14) PKK’lı çetelerin saldırısı ile işyerlerinde, derneklerinde, evlerinde saldırılara maruz kalan Mütedeyyin halkımızın yakınları ile yapılan görüşmelerde yaralı arkadaş ve yakınlarına müdahale etmek için 112 acil servis ve 155 polis imdatı defalarca çağırdıkları halde olay yerine gitmedikleri, bu vatandaşları kendi kaderleri ile baş başa bıraktıkları belirlenmiştir. hayatını kaybedenlerin bir çoğu kan kaybından yaşamını yitirdikleri doktor raporları ile tespit edilmiştir. Ayrıca kendi yakınlarına ulaşmaya çalışan vatandaşlarımızın olayların olduğu bölgeye polis tarafından sokulmadığı gibi, polisin PKK çevrelerine alan açarak sokak çetelerin katliam yapmalarına adeta zemin hazırlamıştır. Özelikle Bağlar İlçesinde olay günü görevli olan polis şeflerinin ve polislerin kim olduğunun özellikle araştırılması gerektiğine inanıyoruz. Son dönemlerde Paralel adı altında bölgeye gönderilen polislerin olup olmadığı merak edilmektedir.

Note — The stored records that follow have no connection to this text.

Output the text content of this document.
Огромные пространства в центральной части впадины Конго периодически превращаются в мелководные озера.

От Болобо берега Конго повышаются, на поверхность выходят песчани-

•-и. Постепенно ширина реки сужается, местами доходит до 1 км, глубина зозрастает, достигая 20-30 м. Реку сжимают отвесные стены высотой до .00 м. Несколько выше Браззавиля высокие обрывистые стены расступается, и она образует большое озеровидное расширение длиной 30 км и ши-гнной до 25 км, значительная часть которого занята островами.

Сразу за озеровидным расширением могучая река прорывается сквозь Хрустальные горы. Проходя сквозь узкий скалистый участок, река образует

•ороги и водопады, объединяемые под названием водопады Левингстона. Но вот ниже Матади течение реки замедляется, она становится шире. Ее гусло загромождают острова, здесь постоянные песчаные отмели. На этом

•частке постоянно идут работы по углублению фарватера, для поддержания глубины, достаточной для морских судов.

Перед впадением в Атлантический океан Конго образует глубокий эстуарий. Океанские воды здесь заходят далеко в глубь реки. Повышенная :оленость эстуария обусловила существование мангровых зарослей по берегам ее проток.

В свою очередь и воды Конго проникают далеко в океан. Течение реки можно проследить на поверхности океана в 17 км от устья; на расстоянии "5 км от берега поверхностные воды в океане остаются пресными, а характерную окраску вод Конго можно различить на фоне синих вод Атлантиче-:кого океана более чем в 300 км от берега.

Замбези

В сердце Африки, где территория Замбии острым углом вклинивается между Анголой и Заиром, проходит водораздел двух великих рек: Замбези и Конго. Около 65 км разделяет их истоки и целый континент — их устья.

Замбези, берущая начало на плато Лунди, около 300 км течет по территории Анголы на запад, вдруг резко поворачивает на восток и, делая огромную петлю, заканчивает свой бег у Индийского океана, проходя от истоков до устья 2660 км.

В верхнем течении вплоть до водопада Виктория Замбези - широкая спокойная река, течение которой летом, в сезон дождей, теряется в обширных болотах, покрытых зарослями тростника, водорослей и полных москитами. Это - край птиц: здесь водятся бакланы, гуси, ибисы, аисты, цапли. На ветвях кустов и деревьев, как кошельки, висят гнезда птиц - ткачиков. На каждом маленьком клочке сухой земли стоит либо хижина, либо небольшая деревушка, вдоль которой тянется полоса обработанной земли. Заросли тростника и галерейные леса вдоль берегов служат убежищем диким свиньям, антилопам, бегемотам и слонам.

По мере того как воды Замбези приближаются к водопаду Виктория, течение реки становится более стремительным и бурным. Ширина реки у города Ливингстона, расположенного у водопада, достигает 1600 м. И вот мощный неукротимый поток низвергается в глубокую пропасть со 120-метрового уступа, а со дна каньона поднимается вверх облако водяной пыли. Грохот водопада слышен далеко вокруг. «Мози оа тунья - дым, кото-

15) HÜDA-PAR yöneticileri; gerek İl deki yetkili kamu görevlilerine, İl Milletvekillerine, İçişleri Bakanlığına ve güvenlikle ilgili diğer devlet yetkililerine, olayı kontrol altına almaları için ulaşmaya çalıştıklarını ancak kendilerine ulaşamadıklarını ifade etmişlerdir. HÜDA PAR yetkililerin beyanına göre Hükümetin bu vurdumduymazlığı karşısında partililerin ve gönüllülerin bilerek hedef haline getirildiğini söylemişler can güvenliklerinin olmadığını bundan dolayı da tüm üyelerine ’kendinizi savunun’’ talimatı vermişlerdir.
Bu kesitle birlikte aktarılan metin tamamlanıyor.